El genocidio del 2 de octubre de 1968 prescribió mediante burdas maniobras leguleyas. Los responsables políticos y militares ya han muerto. Sólo sobrevive Luis Echeverría Alvarez, sujeto a proceso y cumpliendo un arraigo domiciliario desde hace dos años, no por la masacre que orquestó desde las catacumbas de la Secretaría de Gobernación en 1968, sino por el genocidio que cometió el 10 de junio de 1971, de nuevo contra estudiantes, pero ahora como presidente de México. Todavía hoy Echeverría niega cualquier responsabilidad en ambos crímenes y presume de no arrepentirse de nada.

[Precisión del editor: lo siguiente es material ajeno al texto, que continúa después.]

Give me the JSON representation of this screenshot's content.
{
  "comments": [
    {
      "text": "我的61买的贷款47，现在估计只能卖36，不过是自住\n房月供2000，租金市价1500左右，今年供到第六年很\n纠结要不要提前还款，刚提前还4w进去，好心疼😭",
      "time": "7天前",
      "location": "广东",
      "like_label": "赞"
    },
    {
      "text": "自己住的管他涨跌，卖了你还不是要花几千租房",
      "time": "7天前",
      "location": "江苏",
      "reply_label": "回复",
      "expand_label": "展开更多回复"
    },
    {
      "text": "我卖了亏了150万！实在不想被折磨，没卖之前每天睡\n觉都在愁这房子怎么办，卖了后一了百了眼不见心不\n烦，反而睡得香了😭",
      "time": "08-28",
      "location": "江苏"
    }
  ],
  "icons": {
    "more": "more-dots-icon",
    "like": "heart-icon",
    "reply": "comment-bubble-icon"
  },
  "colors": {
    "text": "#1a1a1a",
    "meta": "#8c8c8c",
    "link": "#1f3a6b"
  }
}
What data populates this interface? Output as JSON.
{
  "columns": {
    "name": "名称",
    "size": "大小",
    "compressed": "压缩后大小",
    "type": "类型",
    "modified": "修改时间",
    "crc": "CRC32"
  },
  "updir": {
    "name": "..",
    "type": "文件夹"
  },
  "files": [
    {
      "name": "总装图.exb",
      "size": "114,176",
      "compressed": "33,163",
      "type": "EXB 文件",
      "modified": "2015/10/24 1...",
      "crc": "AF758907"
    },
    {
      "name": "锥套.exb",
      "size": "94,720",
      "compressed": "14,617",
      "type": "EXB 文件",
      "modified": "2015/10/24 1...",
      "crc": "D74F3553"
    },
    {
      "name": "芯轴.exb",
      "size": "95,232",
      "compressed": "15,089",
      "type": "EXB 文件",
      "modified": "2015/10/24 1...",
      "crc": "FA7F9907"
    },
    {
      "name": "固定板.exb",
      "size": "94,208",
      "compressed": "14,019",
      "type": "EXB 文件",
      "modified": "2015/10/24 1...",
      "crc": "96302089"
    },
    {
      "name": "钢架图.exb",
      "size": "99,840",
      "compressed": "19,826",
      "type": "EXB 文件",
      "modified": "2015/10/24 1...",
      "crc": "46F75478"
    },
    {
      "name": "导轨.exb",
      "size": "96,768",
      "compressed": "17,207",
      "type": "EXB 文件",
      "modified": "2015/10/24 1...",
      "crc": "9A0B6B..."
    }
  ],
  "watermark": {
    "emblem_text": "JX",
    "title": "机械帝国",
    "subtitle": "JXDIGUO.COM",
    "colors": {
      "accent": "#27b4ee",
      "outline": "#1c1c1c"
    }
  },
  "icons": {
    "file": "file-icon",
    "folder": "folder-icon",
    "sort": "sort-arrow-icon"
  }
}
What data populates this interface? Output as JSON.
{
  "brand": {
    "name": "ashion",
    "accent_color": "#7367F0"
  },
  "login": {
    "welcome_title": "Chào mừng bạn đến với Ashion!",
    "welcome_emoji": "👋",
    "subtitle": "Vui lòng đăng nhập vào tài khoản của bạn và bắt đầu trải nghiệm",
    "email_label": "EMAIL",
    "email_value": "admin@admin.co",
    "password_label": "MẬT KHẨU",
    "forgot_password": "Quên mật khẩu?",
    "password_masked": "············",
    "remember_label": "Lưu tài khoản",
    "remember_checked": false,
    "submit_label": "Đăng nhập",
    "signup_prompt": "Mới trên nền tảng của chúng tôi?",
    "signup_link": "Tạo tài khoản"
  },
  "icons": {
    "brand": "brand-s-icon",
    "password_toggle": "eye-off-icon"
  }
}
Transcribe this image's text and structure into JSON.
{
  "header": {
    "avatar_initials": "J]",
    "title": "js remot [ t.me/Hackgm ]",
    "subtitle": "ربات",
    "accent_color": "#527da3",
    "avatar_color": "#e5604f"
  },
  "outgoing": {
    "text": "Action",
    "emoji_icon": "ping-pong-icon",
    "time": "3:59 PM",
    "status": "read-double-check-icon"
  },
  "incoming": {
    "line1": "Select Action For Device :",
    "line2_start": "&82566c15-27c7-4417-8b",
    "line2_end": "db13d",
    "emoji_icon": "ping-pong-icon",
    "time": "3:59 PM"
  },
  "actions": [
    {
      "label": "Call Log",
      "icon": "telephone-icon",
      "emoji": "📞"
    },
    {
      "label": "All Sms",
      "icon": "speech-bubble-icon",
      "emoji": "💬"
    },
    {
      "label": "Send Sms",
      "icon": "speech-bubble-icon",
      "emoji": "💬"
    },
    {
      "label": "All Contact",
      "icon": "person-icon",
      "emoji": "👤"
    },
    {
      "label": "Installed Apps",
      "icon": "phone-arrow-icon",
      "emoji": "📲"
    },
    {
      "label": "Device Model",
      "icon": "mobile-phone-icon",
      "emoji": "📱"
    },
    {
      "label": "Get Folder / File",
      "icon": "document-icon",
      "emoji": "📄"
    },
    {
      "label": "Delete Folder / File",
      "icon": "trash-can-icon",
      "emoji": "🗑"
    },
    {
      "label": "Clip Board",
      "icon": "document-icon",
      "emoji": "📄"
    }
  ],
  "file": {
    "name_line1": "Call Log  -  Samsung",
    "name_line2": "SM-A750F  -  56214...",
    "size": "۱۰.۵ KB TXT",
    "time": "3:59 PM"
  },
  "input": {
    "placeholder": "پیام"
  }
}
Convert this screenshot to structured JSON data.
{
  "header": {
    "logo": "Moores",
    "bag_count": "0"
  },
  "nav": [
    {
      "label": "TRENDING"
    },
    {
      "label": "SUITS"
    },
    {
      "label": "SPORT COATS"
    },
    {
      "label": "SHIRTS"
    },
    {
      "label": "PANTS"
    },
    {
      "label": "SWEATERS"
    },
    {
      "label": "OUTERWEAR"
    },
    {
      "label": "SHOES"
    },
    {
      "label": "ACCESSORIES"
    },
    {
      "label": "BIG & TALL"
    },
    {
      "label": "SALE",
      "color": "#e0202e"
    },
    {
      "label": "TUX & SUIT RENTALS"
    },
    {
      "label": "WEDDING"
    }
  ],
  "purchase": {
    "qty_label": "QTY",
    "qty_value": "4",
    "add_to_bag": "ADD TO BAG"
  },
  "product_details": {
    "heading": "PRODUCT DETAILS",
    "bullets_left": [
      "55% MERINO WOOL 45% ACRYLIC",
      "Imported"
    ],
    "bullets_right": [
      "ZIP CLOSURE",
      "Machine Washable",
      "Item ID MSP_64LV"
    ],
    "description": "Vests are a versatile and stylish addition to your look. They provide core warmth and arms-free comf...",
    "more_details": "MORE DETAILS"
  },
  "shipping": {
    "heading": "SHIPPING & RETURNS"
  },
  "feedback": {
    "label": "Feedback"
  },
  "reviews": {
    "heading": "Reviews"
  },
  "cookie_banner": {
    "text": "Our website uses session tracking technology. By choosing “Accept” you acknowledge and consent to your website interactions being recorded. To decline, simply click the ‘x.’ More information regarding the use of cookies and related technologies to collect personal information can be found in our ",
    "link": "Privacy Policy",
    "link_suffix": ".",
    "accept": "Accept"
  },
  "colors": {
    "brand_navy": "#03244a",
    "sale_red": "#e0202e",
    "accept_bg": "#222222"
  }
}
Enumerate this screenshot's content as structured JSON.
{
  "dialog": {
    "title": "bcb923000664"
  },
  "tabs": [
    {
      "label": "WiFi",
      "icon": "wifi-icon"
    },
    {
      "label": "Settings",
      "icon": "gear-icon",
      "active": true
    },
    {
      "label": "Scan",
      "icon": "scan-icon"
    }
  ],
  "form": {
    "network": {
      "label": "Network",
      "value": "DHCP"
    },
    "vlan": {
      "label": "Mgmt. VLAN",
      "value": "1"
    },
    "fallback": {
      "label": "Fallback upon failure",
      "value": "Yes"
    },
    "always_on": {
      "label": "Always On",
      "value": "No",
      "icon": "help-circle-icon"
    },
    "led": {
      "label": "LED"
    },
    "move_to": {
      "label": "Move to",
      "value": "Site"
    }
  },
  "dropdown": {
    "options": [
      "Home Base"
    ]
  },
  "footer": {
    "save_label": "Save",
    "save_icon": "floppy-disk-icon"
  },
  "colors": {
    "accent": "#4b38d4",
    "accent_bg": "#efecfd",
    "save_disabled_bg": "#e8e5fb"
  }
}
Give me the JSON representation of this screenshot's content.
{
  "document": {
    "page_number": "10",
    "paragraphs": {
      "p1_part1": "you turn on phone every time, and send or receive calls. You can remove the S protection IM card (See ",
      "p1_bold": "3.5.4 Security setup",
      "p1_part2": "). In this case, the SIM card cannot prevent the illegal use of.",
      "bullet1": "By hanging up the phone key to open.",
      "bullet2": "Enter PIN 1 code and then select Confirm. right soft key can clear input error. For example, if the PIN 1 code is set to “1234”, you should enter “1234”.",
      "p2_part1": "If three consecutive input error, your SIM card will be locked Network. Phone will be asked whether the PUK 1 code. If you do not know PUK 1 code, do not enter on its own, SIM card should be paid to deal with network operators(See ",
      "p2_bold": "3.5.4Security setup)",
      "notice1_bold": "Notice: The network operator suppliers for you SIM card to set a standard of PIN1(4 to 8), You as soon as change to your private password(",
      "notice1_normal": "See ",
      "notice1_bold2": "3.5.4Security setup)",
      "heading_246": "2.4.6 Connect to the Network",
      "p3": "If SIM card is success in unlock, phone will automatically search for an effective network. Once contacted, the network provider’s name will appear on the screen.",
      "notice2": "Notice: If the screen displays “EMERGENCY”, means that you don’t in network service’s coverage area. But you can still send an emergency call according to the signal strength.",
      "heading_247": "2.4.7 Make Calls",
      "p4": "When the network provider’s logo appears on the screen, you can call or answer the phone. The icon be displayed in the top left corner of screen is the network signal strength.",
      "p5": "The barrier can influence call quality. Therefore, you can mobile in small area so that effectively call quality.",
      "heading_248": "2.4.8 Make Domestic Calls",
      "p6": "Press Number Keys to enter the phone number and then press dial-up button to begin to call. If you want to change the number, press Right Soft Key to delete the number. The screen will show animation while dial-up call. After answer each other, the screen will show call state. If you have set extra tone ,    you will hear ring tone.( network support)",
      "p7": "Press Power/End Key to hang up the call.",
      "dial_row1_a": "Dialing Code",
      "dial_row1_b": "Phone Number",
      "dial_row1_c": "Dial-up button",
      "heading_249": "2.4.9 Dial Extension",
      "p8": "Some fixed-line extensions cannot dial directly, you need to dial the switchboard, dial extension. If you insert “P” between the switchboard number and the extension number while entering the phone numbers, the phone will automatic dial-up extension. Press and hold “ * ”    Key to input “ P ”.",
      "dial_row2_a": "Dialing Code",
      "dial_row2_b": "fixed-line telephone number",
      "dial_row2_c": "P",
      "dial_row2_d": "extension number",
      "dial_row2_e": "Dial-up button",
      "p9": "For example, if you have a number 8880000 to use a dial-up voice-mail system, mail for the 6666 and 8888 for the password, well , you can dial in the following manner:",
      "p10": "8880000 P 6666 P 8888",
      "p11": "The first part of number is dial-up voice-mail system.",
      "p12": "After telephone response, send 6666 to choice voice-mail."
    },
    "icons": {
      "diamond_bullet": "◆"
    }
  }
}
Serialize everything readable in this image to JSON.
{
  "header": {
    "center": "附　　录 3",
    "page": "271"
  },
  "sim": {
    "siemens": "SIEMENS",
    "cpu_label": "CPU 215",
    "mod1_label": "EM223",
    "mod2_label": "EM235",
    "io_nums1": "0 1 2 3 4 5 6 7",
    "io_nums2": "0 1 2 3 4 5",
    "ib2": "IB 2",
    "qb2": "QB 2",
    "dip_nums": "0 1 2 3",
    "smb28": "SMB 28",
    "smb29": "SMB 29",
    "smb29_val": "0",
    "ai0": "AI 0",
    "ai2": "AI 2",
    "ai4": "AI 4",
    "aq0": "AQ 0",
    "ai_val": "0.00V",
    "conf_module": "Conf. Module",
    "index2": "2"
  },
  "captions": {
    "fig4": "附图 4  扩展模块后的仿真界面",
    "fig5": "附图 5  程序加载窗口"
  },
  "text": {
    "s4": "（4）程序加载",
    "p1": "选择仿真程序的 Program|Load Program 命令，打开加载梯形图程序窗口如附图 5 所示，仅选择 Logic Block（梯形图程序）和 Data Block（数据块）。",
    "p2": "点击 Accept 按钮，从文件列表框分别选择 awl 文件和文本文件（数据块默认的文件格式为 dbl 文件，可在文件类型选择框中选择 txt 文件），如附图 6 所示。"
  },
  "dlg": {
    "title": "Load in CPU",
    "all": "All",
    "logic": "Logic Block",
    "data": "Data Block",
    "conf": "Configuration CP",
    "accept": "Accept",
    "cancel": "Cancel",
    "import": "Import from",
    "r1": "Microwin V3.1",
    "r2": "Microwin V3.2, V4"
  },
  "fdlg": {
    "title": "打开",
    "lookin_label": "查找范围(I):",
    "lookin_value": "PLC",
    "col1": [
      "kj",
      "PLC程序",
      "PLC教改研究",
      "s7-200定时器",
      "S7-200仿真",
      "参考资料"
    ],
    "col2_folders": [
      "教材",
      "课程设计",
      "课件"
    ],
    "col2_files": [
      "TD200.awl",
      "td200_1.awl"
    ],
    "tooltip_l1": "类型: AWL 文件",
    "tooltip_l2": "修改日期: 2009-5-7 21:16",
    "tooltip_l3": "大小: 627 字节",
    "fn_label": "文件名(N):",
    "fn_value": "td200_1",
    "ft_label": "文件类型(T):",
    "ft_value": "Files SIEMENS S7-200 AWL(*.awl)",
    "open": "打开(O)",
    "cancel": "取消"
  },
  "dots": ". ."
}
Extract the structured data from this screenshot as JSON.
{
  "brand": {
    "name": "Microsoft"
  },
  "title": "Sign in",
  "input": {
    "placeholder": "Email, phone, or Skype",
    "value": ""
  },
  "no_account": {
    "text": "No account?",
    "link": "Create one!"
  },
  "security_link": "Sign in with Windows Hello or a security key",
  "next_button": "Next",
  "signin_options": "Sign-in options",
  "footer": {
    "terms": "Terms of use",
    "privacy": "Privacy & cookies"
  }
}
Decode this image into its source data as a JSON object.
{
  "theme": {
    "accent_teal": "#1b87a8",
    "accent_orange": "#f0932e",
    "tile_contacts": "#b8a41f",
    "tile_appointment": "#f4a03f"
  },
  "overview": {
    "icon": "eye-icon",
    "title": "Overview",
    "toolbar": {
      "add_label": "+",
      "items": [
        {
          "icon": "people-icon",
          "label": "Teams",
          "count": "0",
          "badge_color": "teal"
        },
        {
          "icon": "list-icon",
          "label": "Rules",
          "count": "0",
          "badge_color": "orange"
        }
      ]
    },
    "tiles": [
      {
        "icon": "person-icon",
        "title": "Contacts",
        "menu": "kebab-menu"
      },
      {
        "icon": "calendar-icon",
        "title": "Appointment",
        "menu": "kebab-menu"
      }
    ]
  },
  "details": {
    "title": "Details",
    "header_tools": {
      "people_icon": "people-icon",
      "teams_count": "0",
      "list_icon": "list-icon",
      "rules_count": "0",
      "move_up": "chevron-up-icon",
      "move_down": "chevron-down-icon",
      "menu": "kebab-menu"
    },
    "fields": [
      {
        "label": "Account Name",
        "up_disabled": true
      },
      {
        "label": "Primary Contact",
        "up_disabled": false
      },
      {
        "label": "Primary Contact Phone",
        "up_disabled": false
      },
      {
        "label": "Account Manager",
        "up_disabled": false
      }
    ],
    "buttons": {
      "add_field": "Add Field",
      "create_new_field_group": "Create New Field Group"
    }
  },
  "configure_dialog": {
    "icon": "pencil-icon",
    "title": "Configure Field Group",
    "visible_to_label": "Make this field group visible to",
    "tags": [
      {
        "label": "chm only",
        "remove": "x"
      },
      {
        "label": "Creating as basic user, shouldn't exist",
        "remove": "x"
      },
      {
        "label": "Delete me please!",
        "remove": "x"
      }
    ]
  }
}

Todos coinciden en que hace 40 años se inició la transición democrática que aún no termina en México, pese a que el PRI dejó el poder en 2000. Ahí la sociedad mexicana cobró conciencia de sí misma y desde entonces conquista cada vez mayores espacios, pese a que la miseria, el autoritarismo, la corrupción, el clientelismo, el fraude electoral, la impunidad y la represión siguen vivos.
Ahí brotó el germen ideológico de una ultraderecha que tomó el poder político en el 2000 y repitió en 2006. Ahí se forjó una izquierda que se atomizó tras la disolución del Partido Comunista Mexicano, a finales de los ’70, y que fue mudando hacia el Partido Socialista Unificado de México, luego al Partido Mexicano Socialista y terminó como Partido de la Revolución Democrática, hoy hundido en todas sus contradicciones y miserias, justo cuando más izquierda hace falta en México.
Por Gerardo Albarrán de Alba
Desde México, D. F.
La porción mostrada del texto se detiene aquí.